In an article for the Player's Tribune that came out Thursday, current AEW roster member Sting opened up about going through both alcohol and opioid addiction earlier in his career.

In the piece, the 62-year-old detailed his early days in the business and the struggles that came with the travel and low pay. Things changed for him when Dusty Rhodes put him in a match on cable television against Ric Flair that did a massive 7.1 rating, leading to his career skyrocketing after.

Around 1996, the struggle of balancing his career with his family life began to take its toll. He wasn't sleeping well and one night, he decided taking a painkiller might help.

He wrote, "And the pills were everywhere back then. Somas, Vicodin, Lortab, muscle relaxers, whatever. They were floating around like candy. You could take them for pain or to pass out on planes, or just to have a good time. For some reason, they were never my thing. But I just couldn’t sleep, and I had a million things going on, and so I thought….'Hey, what’s the big deal?'"

He said the first time he used pills to help him sleep, he took a painkiller, drank two beers and slept better than he had in a long time. Eventually, it would become a nightly routine. By 1998, the thought of not taking painkillers was inconceivable to him.

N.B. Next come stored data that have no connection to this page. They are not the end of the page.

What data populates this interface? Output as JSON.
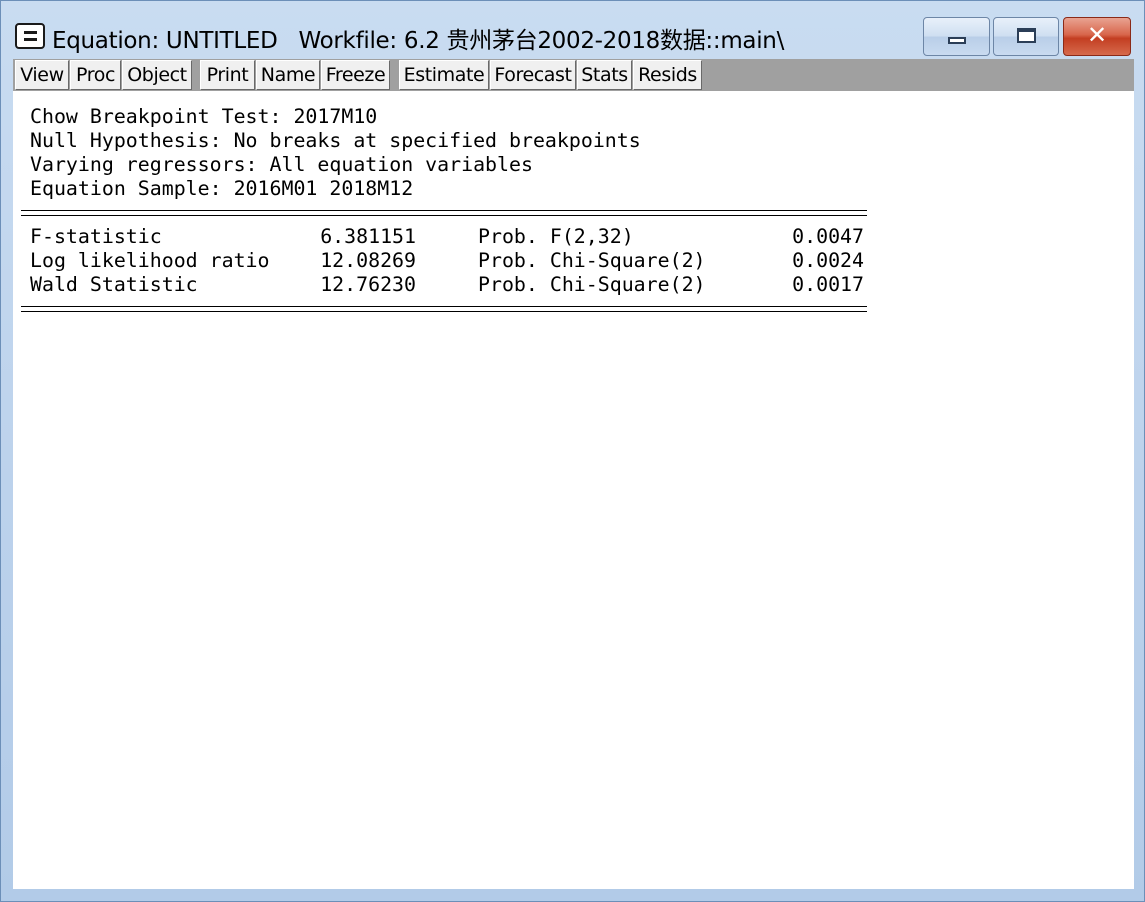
{
  "window": {
    "title": "Equation: UNTITLED   Workfile: 6.2 贵州茅台2002-2018数据::main\\",
    "minimize_icon": "minimize-icon",
    "maximize_icon": "maximize-icon",
    "close_icon": "close-icon",
    "close_glyph": "✕"
  },
  "toolbar": {
    "buttons": [
      "View",
      "Proc",
      "Object",
      "Print",
      "Name",
      "Freeze",
      "Estimate",
      "Forecast",
      "Stats",
      "Resids"
    ]
  },
  "output": {
    "header_lines": [
      "Chow Breakpoint Test: 2017M10",
      "Null Hypothesis: No breaks at specified breakpoints",
      "Varying regressors: All equation variables",
      "Equation Sample: 2016M01 2018M12"
    ],
    "rows": [
      {
        "label": "F-statistic",
        "value": "6.381151",
        "prob_label": "Prob. F(2,32)",
        "prob": "0.0047"
      },
      {
        "label": "Log likelihood ratio",
        "value": "12.08269",
        "prob_label": "Prob. Chi-Square(2)",
        "prob": "0.0024"
      },
      {
        "label": "Wald Statistic",
        "value": "12.76230",
        "prob_label": "Prob. Chi-Square(2)",
        "prob": "0.0017"
      }
    ]
  },
  "colors": {
    "frame": "#bcd2ec",
    "toolbar_bg": "#a0a0a0",
    "button_face": "#f0f0f0",
    "close_button": "#c33e22"
  }
}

Sting (Steve Borden) said he would transform into his character before shows but after they were over, it was a diet of alcohol, muscle relaxers, and painkillers.

"A never-ending cycle. It was only a matter of time before I was dead. I knew it. But the physical and mental addiction to the opioids was so intense at that point that stopping was unthinkable," he wrote.

Then a pivotal moment in Sting's life took place during the summer of 1998. After being confronted by his wife, he opened up to her about his struggles and it led to what he referred to as his moment of truth.

"I sincerely cried out to the Lord to save my soul and in my utter despair, I felt his grace. It was a profound and supernatural experience. I don’t know what else to call it but a miracle," he wrote.

Sting says he quit everything cold turkey after and has been sober ever since.

He said he's grateful to still be performing at 62, even if only so that his kids can see him wrestle.

"Especially my daughter, Gracie. She was born a couple years after I got sober, and she completely missed all the WCW stuff. It’s only since I joined AEW that she’s really started to poke around YouTube and understand my career," he wrote.

Sting said working with the likes of CM Punk and Darby Allin is very special for him and that he enjoys hearing about how he influenced members of the AEW roster when they were younger.

He specifically mentioned a moment with Private Party's Isiah Kassidy that touched him. Kassidy showed him a photo of the two of them at an autograph signing when Kassidy was only five years old. He told Sting that he was the reason he got into wrestling.

"Even when I was at my absolute lowest, whenever I walked through that curtain, I felt that roar, that magic, that connection," Sting concluded. "There’s no faking it. Not in this business. Not in this life."